Wednesday, March 30, 2011

Prosecutor: We 'have to' depend on the credibility of the 'victim' to protect that 'victim' first and foremost when rape is charged


In Terre Haute, Indiana, Charles Wallace, 29, is a family man, the proud father of three young children.  But that family was taken away from him in January of last year when police arrested him on rape charges, a crime he says he never committed.

He says it was a consensual relationship with a woman who eventually lied to police and cried rape.  "All I did . . . was cheat on my girlfriend, and same thing the other girl did. Instead of admitting that to her husband, she comes out with an outlandish story like this, and I get my life ruined for it".

Charles was arrested, his mugshot was splashed across local television screens. He was fired from his job.  Then he spent three months in the Vigo County jail.

The Vigo County prosecutor's office and the sheriff's department investigated the case, but found no evidence to support it, so the charges were ultimately dropped.

But hold onto something when you read this next part, taken right from the news account: "Vigo County Prosecutor Terry Modesitt says they 'have to' depend on the credibility of the victim to protect that victim first and foremost, but he says often with domestic cases stories change, and charges don't hold, and sometimes that takes weeks or even months to prove. It's a lose-lose situation for police, the victim and ultimately those who are truly victims."

Read that again to make sure it sunk in:  our law enforcement personnel "have to" depend on the credibility of "victims"?  (He meant "accusers," but to some people they are the same thing.)
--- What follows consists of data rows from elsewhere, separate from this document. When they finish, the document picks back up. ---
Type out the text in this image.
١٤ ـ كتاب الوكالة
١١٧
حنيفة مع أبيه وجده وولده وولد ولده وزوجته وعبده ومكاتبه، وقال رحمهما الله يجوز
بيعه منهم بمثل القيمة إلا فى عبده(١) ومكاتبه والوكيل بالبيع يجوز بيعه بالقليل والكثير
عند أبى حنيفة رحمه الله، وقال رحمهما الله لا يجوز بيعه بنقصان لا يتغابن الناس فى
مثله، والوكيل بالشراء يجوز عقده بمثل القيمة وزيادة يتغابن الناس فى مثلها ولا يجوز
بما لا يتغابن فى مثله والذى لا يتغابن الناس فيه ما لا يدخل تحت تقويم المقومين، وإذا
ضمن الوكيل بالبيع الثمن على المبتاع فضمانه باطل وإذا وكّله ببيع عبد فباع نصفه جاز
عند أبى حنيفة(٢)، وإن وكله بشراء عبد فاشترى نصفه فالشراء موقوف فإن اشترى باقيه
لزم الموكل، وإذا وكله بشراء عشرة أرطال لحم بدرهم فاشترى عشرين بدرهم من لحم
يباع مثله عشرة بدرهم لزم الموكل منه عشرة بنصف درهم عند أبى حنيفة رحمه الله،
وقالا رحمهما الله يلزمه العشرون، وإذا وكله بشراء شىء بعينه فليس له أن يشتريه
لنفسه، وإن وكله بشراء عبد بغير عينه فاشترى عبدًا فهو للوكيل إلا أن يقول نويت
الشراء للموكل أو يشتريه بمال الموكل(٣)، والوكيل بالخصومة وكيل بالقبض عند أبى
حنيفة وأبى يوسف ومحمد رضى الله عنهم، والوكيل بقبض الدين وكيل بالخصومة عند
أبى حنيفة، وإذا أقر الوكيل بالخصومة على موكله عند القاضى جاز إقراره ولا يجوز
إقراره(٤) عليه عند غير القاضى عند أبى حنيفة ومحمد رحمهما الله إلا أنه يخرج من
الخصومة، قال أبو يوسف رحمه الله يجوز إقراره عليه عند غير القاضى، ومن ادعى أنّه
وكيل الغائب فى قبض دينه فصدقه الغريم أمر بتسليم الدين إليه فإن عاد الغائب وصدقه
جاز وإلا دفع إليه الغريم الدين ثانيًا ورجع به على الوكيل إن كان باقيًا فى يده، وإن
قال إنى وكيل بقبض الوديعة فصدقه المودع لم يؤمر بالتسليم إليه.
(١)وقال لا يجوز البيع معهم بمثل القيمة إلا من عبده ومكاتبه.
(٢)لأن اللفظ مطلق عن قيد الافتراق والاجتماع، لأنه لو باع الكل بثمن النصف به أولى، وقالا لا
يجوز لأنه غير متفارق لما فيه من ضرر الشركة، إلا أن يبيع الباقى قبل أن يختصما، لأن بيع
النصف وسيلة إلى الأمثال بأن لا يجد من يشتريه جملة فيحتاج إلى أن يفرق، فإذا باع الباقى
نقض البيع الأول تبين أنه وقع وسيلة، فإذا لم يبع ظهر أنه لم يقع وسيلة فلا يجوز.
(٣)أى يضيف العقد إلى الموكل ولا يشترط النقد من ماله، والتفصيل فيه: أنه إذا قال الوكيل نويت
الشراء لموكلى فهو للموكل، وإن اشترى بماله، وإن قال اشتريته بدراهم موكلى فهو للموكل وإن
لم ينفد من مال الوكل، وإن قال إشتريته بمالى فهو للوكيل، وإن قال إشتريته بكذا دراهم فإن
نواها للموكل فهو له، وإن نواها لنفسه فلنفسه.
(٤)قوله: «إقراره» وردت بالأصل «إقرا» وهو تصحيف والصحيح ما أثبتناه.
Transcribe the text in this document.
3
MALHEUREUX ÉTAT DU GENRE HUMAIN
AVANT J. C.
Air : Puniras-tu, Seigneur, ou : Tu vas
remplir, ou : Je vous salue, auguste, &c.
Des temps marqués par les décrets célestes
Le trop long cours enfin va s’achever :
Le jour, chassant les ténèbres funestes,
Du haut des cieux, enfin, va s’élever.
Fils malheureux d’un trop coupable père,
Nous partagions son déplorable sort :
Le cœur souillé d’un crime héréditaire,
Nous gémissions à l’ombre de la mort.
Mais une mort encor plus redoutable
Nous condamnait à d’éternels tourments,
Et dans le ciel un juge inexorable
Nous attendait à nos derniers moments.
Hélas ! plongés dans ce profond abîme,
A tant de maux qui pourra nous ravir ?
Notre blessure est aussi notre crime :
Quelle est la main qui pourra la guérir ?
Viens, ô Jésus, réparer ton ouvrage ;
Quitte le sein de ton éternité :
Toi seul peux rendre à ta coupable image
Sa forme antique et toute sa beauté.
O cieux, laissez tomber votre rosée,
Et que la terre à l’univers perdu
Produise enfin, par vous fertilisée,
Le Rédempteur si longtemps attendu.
Sorry, Mr. Modesitt, but your job is to do justice, sir, not to knee-jerk believe every accusation that happens to land on your desk just because the accuser is female and the charge is rape. When you automatically believe an accuser before you even bother to evaluate the case, you automatically disbelieve the accused.  In this case, your automatic disbelief led to the accused being jailed for three -- count 'em -- three months.

That's "justice" to you, sir?  Seriously?

Modesitt explained: "It's frustrating to us if someone is lying cause it's a total waste of our time, of the police's time, and then the jury is skeptical because the jury remembers this story so it puts those people in jeopardy in not being able to obtain justice for the crime that was committed against them."

That comment is simply jaw-dropping. The problem with the false rape claim is that it wastes your time, sir?! You are serious, sir? YOU WEREN'T LOCKED UP IN A CELL FOR THREE MONTHS, SIR. 

I'll bet you that ordeal was pretty "frustrating" for Mr. Wallace, don't you think, sir?  I'll bet he felt that was "a total waste" of his time, don't you think, sir?

Or don't you even care?

After the charges were dropped, Charles Wallace was reunited with his family and given his job back. He says he's now working hard to make up for the thousands of dollars lost defending himself and for the lost time with his loved ones. 

Charles had a felony record at the time of this false accusation.  He thinks it's that old record that may have contributed to his quick arrest. 

See, "victim blaming" is perfectly OK -- when the victim is male, and the charge against him is rape.